For patients with stage IB or II inoperable for medical reasons, lymph node status was added to the treatment recommendations, with radical radiotherapy including SABRT recommended for those with N0, followed by adjuvant chemotherapy for those at high risk (category 2B); radical chemoradiotherapy was recommended for those with N1 (Figure 4). Results from clinical trials have confirmed that radiotherapy is superior to radiotherapy alone for inoperable early-stage NSCLC patients, and concurrent radiotherapy is superior to sequential radiotherapy.
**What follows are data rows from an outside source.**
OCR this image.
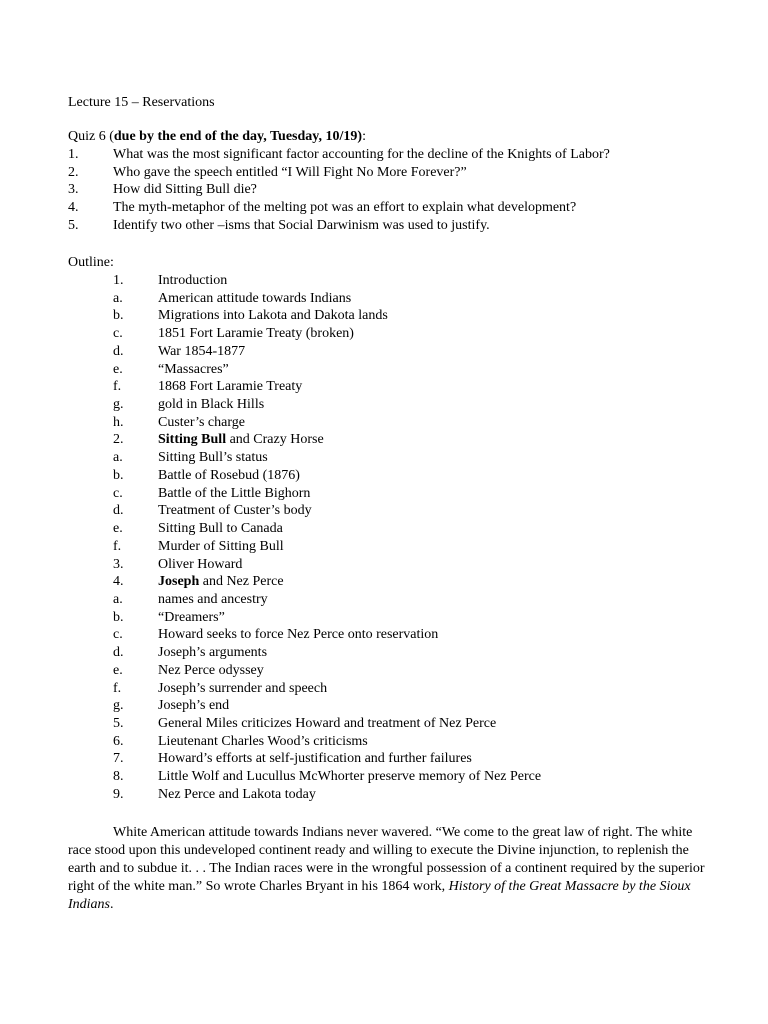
Lecture 15 – Reservations
Quiz 6 (due by the end of the day, Tuesday, 10/19):
1. What was the most significant factor accounting for the decline of the Knights of Labor?
2. Who gave the speech entitled “I Will Fight No More Forever?”
3. How did Sitting Bull die?
4. The myth-metaphor of the melting pot was an effort to explain what development?
5. Identify two other –isms that Social Darwinism was used to justify.
Outline:
1. Introduction
a.	American attitude towards Indians
b. Migrations into Lakota and Dakota lands
c.	1851 Fort Laramie Treaty (broken)
d. War 1854-1877
e.	“Massacres”
f.	1868 Fort Laramie Treaty
g. gold in Black Hills
h. Custer’s charge
2. Sitting Bull and Crazy Horse
a.	Sitting Bull’s status
b. Battle of Rosebud (1876)
c.	Battle of the Little Bighorn
d. Treatment of Custer’s body
e.	Sitting Bull to Canada
f.	Murder of Sitting Bull
3. Oliver Howard
4. Joseph and Nez Perce
a.	names and ancestry
b. “Dreamers”
c.	Howard seeks to force Nez Perce onto reservation
d. Joseph’s arguments
e.	Nez Perce odyssey
f.	Joseph’s surrender and speech
g. Joseph’s end
5. General Miles criticizes Howard and treatment of Nez Perce
6. Lieutenant Charles Wood’s criticisms
7. Howard’s efforts at self-justification and further failures
8. Little Wolf and Lucullus McWhorter preserve memory of Nez Perce
9. Nez Perce and Lakota today
White American attitude towards Indians never wavered. “We come to the great law of right. The white race stood upon this undeveloped continent ready and willing to execute the Divine injunction, to replenish the earth and to subdue it. . . The Indian races were in the wrongful possession of a continent required by the superior right of the white man.” So wrote Charles Bryant in his 1864 work, History of the Great Massacre by the Sioux Indians.
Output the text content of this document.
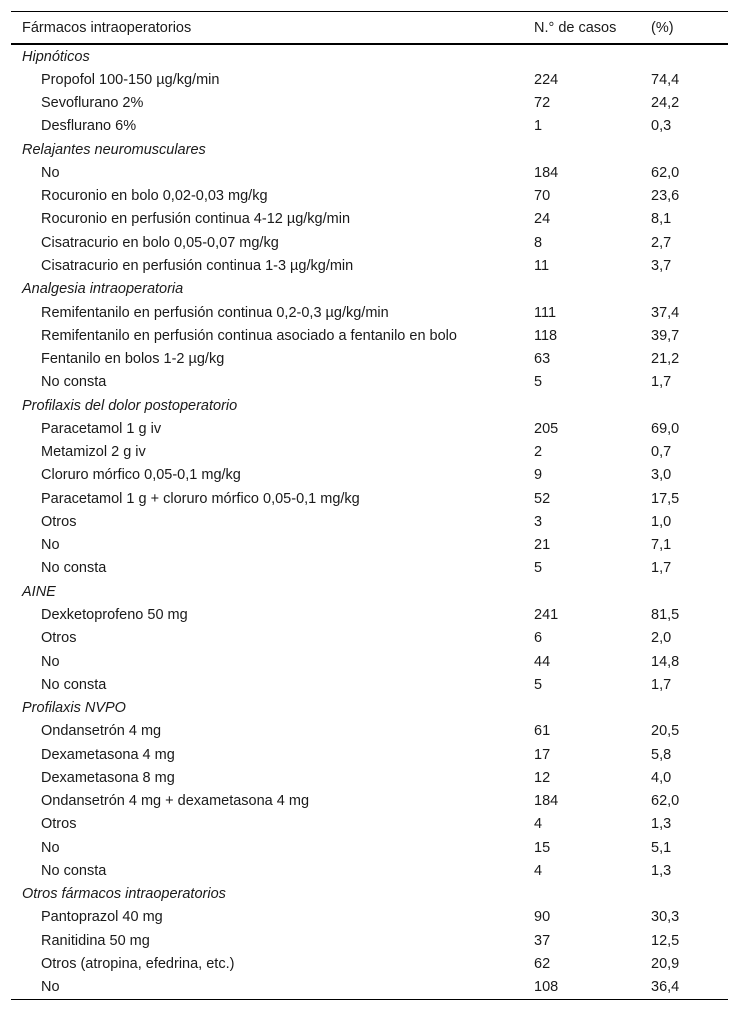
Fármacos intraoperatorios	N.° de casos	(%)
Hipnóticos		
Propofol 100-150 µg/kg/min	224	74,4
Sevoflurano 2%	72	24,2
Desflurano 6%	1	0,3
Relajantes neuromusculares		
No	184	62,0
Rocuronio en bolo 0,02-0,03 mg/kg	70	23,6
Rocuronio en perfusión continua 4-12 µg/kg/min	24	8,1
Cisatracurio en bolo 0,05-0,07 mg/kg	8	2,7
Cisatracurio en perfusión continua 1-3 µg/kg/min	11	3,7
Analgesia intraoperatoria		
Remifentanilo en perfusión continua 0,2-0,3 µg/kg/min	111	37,4
Remifentanilo en perfusión continua asociado a fentanilo en bolo	118	39,7
Fentanilo en bolos 1-2 µg/kg	63	21,2
No consta	5	1,7
Profilaxis del dolor postoperatorio		
Paracetamol 1 g iv	205	69,0
Metamizol 2 g iv	2	0,7
Cloruro mórfico 0,05-0,1 mg/kg	9	3,0
Paracetamol 1 g + cloruro mórfico 0,05-0,1 mg/kg	52	17,5
Otros	3	1,0
No	21	7,1
No consta	5	1,7
AINE		
Dexketoprofeno 50 mg	241	81,5
Otros	6	2,0
No	44	14,8
No consta	5	1,7
Profilaxis NVPO		
Ondansetrón 4 mg	61	20,5
Dexametasona 4 mg	17	5,8
Dexametasona 8 mg	12	4,0
Ondansetrón 4 mg + dexametasona 4 mg	184	62,0
Otros	4	1,3
No	15	5,1
No consta	4	1,3
Otros fármacos intraoperatorios		
Pantoprazol 40 mg	90	30,3
Ranitidina 50 mg	37	12,5
Otros (atropina, efedrina, etc.)	62	20,9
No	108	36,4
Radiotherapy for locally progressive and advanced NSCLC
The standard treatment for stage III inoperable patients is radical concurrent radiotherapy. The RTOG0617 study compared standard-dose (60 Gy) radiotherapy with high-dose (74 Gy) radiotherapy in 464 patients with stage III NSCLC, who also received paclitaxel and carboplatin chemotherapy, and showed that standard-dose radiotherapy better controlled tumor progression and spread and even improved overall survival, and the high-dose group Patients had a 56% increased risk of death and a 37% increased risk of local tumor progression. Possible reasons for the poorer outcome in the high-dose group are increased radiation to the heart or toxic reactions that have not been reported. The proportion of reported side effects was similar between the two doses of radiotherapy, but the incidence of esophagitis was higher in patients in the high-dose group (21% versus 7%).
This study confirms that the standard dose of radiation for concurrent radiotherapy in stage III NSCLC remains 60 Gy. A meta-analysis confirms that hyperfractionated radiotherapy regimens improve survival, and a randomized study (RTOG1106) is evaluating individualized dose increases for hyperfractionated radiotherapy.
The new guidelines differentiate treatment recommendations for those with recurrent mediastinal lymph nodes based on whether or not they have received prior radiotherapy, and add recommendations for systemic chemotherapy for patients who have received prior radiotherapy. The description of radical concurrent radiotherapy has been changed to “If full dose chemotherapy is not given concurrently with radiotherapy at the time of initial treatment, add an additional 2 cycles of full dose chemotherapy (note: previously 4 cycles).” The recommendation for weekly paclitaxel+carboplatin regimen was changed from Category 2B to Category 2A in the synchronous radiotherapy followed by chemotherapy regimen. Patients with stage IV M1b isolated site metastases, T1~2N0~1 or T3N0 patients were added the option of SABRT to the lung lesion after chemotherapy.